Kent Carpenter, a marine biologist and professor in the Department of Biological Sciences at Old Dominion University, was recently awarded $4.6 million from the National Science Foundation to further develop research on vulnerable marine fish populations that have been greatly impacted by environmental degradation.

The project is part of the National Science Foundation Partnership for International Research and Education (PIRE), an innovative program that promotes international collaboration among scientists to address complex, multi-disciplinary problems.

Carpenter, the project's principal investigator, is one of a few scientists in the United States who have received a PIRE award twice. From hundreds of grant proposals, Old Dominion was chosen to be a lead institution. Collaborators include Daniel Barshis, an associate professor in the Department of Biological Sciences; scientists from Rutgers University, Texas A&M and Arizona State, as well as researchers from the Philippines.

"This is a very important way of understanding the world under broader context rather than just the United States," Carpenter said. "It allows us to take advantage of the knowledge of foreign scientists and learn more about what they know while discovering things in their countries that aren't available in ours."

Much of the research is being conducted in the Philippines, which has the highest concentration of marine species of any place on Earth. Carpenter's research includes testing the genetic makeup of fish specimens by using advanced methods to extract DNA.

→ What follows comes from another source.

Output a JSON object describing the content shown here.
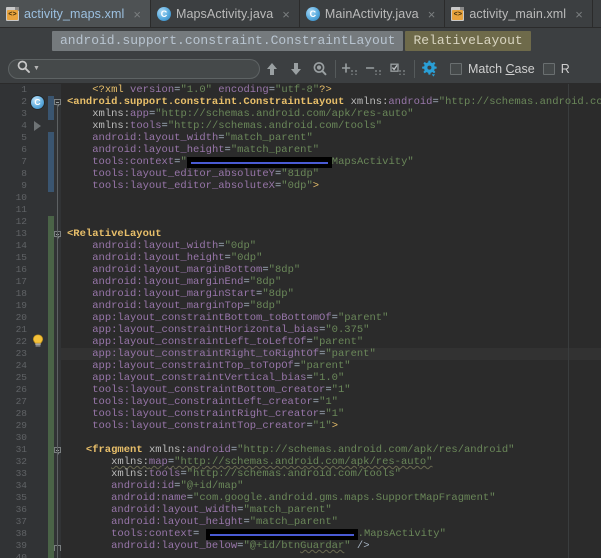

He will first test some of the 90,000 specimens, now at the Smithsonian Institution in Washington, that were gathered more than a century ago by the USS Albatross, a research ship sent by the United States when it took control of the Philippines after the Spanish American War in 1898. Carpenter will then return to the locations where they were collected, gather new specimens and compare the DNA.

"This is a type of genomic time travel that will help us understand the impacts that we had on these valuable resources over many years of intense exploitation and habitat degradation," he said.

The research grant will also enable undergraduates and graduate students to take classes while conducting research for several months in the Philippines as part of summer education programs.